Angiotensin-converting enzyme 2 (ACE-2) is a membrane-associated carboxy-peptidase catalyzes the conversion of the vasoconstrictor angiotensin (ANG)-II to the vasodilatory peptide ANG 1–7. In view of the expanding axis of the renin angiotensin system, we have investigated the cardioprotective effects of olmesartan (10mg/kg/day) in experimental autoimmune myocarditis. Olmesartan treatment effectively suppressed the myocardial protein expressions of inflammatory markers in comparison to the vehicle-treated rats. However, the protein and mRNA levels of ACE-2 and ANG 1–7, and its receptor Mas were upregulated in olmesartan treated group compared to vehicle-treated rats. Olmesartan medoxomil treatment significantly decreased the expression levels of phospho-p38 mitogen-activated protein kinase (MAPK), phospho-JNK, phospho-ERK and phospho-(MAPK) activated protein kinase-2 than with those of vehicle-treated rats. Moreover, vehicle-treated rats were shown to be up-regulated protein expressions of NADPH oxidase subunits (p47phox, p67phox and Nox-4), myocardial apoptotic markers and endoplasmic reticulum stress markers in comparison to those of normal and all these effects are expectedly down-regulated by an olmesartan.
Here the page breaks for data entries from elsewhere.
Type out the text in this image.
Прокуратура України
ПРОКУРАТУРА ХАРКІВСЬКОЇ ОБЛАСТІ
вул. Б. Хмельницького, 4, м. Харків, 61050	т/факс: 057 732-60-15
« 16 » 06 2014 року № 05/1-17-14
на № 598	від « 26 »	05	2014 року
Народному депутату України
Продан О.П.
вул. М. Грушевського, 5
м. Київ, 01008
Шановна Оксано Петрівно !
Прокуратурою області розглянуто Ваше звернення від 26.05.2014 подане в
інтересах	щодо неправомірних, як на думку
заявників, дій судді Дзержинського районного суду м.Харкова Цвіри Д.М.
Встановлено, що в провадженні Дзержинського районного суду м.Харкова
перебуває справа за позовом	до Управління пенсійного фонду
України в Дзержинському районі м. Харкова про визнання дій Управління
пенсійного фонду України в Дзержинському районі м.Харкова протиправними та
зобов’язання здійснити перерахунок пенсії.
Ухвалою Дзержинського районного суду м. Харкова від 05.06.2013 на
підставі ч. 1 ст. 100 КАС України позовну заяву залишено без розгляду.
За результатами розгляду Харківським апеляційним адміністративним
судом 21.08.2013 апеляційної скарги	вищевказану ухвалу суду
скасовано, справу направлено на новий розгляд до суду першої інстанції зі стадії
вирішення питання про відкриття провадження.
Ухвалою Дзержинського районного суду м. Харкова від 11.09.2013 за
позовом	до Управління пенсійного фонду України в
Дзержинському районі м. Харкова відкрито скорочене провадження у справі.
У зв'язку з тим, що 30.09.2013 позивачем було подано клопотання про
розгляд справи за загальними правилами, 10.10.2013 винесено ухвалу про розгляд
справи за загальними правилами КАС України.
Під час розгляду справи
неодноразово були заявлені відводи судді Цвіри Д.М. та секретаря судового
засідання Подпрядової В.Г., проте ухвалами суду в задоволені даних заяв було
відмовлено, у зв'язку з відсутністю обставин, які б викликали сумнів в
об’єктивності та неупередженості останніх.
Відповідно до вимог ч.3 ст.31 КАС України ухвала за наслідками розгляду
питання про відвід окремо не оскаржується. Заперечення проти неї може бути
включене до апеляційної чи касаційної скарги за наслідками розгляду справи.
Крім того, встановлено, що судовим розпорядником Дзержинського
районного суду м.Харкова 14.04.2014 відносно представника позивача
In addition, attenuated protein levels of phosphatidylinositol-3-kinase (PI3K) and phospho-Akt in the vehicle-treated EAM rats were prevented by olmesartan treatment. Our results suggest that beneficial effects of olmesartan treatment was more effective therapy in combating the inflammation, oxidative stress, apoptosis and signaling pathways associated with heart failure at least in part via the modulation of ANG 1–7 mas receptor.